Organic market and farmland
The Government needs to support farmers who are doing the most to improve the environment and give animals the highest standards of welfare. Following the sudden and unexpected closure of the SFI in March 2025, the Soil Association started engagement with the UK Government and relevant stakeholders to highlight the impact of the closure on the organic sector. For the first time in 30 years, there is no support for land being entered into organic conversion - farmers are already turning away from the prospect of transitioning to organic.
The success of the organic sector is a crucial component of a nature-friendly farming transition. Organic farming has well-evidenced benefits for nature and is increasingly popular with consumers seeking healthy, nutritious food. Demand for organic products has grown at record rates for 13 consecutive years, up 7.3% in 2024.
However, domestic production lags behind, with only 3% of UK farmland being organic. Farmers need support in the two-year conversion to organic farming, during which farmers must adhere to full organic standards but cannot yet market their products as such. Without immediate action, we will become increasingly reliant on imports.
Support organic conversions: In light of this serious and ongoing situation, The Soil Association has been actively advocating for the urgent reinstatement of support for the increasing number of farmers converting to organic farming, as well as organic maintenance payments.
Organic is very well suited to a reformed approach to Environmental Land Management as a standards-based approach that depends on a whole farm plan for organic management. The Government must develop an effective solution, at a modest cost within the budget, that will ensure that it delivers on its targets and farmers can transition to meet long-term organic market demand.
Healthy and Sustainable Food
Rank: 8.5/10 - 'A significant milestone - welcome progress'
School meals: The Spending Review brought welcome progress on child health and food access. Following last week’s announcement on the expansion of Free School Meals, the government is committing £410 million per year by 2028-29 to extend FSM to every child whose family receives Universal Credit – around 500,000 children.
An additional £80 million will support early years and post-16 settings with the expansion, alongside further development of primary school breakfast clubs. However, we must ensure this is fully funded and not coming at the expense of other parts of school budgets.

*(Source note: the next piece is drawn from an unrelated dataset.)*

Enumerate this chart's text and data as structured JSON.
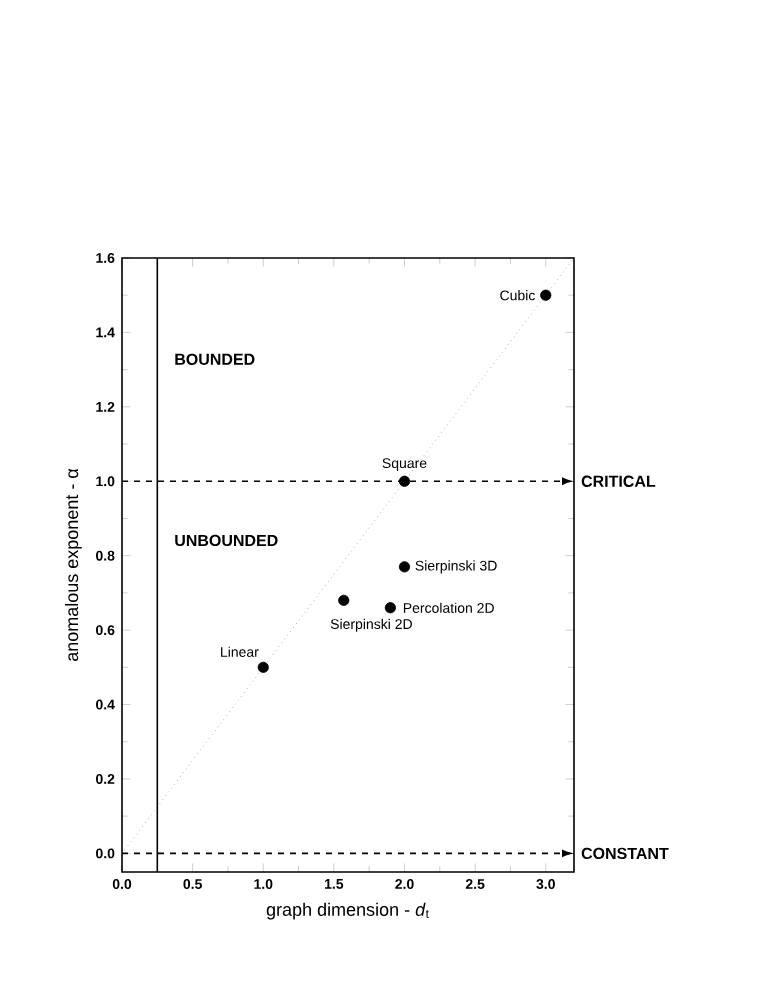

On health, the government is replacing the Household Support Fund with a new £1 billion-a-year Crisis and Resilience Fund, offering greater certainty for local authorities to support vulnerable families, especially during school holidays.
Healthy Start Scheme: The Spending Review also reaffirmed the value of the Healthy Start scheme, which helps low-income families access fruit, vegetables, milk, and infant formula during early childhood. While there were no details on changes to the scheme, the broader increase in health investment is a key opportunity to drive improvements. Notably, the NHS real-term day-to-day spending budget will rise by an average of 3% per year, reaching £226 billion by 2029, signalling a broader commitment to strengthening health services and giving all children the best start in life.
National Food Strategy: These commitments mark important steps towards delivering the ambitions of the National Food Strategy – supporting children’s health, reducing food insecurity, and creating a more resilient, sustainable food system; but to truly align with the strategy’s vision, further action is needed to embed environmental standards in public procurement and ensure increased access to nutritious, sustainably sourced food for all.